If they are combatants Prisoners of War then they are covered by the Third Geneva Convention (GCIII) until and unless "their status has been determined by a competent tribunal(GCIII Art 5) to be that of a non-combatant or an unlawful combatant in which case they are covered by Fourth Geneva Convention (GCIV) unless they are "Nationals of a State which is not bound by the Convention are not protected by it. Nationals of a neutral State who find themselves in the territory of a belligerent State, and nationals of a co-belligerent State, shall not be regarded as protected persons while the State of which they are nationals has normal diplomatic representation in the State in whose hands they are."(GCIV Art 4. paragraph 2). But even if they are covered by GCIV the US can waver a detainee's GCIV rights by invoking GCIV Article 5. "is satisfied that an individual protected person is definitely suspected of or engaged in activities hostile to the security of the State, such individual person shall not be entitled to claim such rights and privileges under the present Convention as would, if exercised in the favour of such individual person, be prejudicial to the security of such State."

This means that for many of the detainees being held by the US, they do not have the protection of the Geneva Convetions (GCs). So in many cases the US does not have to report that they are holding a person to the Red Cross because the person is not covered by the GCs and any prohibitions on torture in GCIV are not applicable.

For those held in Iraq it is even more complicated because it depends on whether the person being held is being held in an internal or an international conflict.

[edit] International European ruling on sensory deprivation

Although not binding on the US in any way, this ruling is a useful indicator of international judicial views on the "stress and duress" methods authorised for use by the US administraion.

In 1978 in the European Court of Human Rights(ECHR) trial "Ireland v. the United Kingdom" the facts were not in dispute and the judges court published the following in their judgement:

These methods, sometimes termed "disorientation" or "sensory deprivation" techniques, were not used in any cases other than the fourteen so indicated above. It emerges from the Commission's establishment of the facts that the techniques consisted of ...wall-standing; hooding; subjection to noise; deprivation of sleep; deprivation of food and drink.

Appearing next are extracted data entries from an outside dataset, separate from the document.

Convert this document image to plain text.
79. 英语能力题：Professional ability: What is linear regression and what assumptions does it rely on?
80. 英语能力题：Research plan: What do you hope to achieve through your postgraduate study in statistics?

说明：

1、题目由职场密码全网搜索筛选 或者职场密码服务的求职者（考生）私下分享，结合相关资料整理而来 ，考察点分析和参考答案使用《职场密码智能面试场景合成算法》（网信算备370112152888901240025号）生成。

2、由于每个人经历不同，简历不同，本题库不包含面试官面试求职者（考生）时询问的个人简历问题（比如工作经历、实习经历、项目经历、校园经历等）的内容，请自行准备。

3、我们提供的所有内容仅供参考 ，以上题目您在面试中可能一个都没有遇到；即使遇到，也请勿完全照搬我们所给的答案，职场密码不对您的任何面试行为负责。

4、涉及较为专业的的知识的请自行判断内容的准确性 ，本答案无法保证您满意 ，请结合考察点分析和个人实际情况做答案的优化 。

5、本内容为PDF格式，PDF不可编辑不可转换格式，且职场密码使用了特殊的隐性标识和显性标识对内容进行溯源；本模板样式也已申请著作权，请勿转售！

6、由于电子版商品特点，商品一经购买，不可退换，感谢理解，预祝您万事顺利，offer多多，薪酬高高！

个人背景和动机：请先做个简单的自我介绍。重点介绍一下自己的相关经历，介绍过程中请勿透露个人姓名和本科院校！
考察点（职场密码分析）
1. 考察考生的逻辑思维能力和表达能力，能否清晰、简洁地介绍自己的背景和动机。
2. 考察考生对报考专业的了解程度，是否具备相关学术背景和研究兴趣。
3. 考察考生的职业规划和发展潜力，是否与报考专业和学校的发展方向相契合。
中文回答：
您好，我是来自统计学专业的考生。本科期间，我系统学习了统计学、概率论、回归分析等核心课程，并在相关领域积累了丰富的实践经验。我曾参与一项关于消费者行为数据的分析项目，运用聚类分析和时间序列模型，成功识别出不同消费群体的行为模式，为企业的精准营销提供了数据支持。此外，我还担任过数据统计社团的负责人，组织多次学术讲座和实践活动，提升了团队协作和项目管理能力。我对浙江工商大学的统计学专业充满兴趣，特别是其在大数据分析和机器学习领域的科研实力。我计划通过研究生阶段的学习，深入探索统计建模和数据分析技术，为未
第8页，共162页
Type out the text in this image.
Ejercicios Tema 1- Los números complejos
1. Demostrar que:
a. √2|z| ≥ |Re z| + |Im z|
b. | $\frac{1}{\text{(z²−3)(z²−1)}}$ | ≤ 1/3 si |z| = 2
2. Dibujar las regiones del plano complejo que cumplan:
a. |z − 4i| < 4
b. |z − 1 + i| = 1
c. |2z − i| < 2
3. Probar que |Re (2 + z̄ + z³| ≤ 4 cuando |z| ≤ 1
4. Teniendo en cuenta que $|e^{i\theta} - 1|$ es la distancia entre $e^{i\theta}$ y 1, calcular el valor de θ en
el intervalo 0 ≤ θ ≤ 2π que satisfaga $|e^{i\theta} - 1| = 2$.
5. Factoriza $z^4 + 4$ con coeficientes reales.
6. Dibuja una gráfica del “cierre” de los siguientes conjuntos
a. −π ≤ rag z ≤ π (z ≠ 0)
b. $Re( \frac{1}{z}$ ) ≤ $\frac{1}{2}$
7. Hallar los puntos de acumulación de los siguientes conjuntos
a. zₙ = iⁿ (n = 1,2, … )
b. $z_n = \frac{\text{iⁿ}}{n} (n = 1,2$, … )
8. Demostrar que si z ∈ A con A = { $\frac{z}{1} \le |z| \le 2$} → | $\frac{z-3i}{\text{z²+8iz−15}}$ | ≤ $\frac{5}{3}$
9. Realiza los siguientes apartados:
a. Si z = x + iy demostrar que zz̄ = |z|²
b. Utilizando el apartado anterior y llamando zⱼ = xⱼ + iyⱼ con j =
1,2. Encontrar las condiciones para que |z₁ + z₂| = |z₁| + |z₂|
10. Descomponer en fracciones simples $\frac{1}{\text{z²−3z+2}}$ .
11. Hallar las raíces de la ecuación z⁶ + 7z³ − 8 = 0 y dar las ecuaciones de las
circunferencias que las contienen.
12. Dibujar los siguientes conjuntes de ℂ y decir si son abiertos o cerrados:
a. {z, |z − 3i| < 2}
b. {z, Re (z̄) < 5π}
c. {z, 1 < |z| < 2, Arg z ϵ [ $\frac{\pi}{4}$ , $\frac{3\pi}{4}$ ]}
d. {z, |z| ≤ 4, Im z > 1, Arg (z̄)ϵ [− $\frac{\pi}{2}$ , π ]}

These were referred to by the court as the five techniques. The court ruled:

167. ... Although the five techniques, as applied in combination, undoubtedly amounted to inhuman and degrading treatment, although their object was the extraction of confessions, the naming of others and/or information and although they were used systematically, they did not occasion suffering of the particular intensity and cruelty implied by the word torture as so understood. ...
168. The Court concludes that recourse to the five techniques amounted to a practice of inhuman and degrading treatment, which practice was in breach of [the European Convention on Human Rights] Article 3 (art. 3).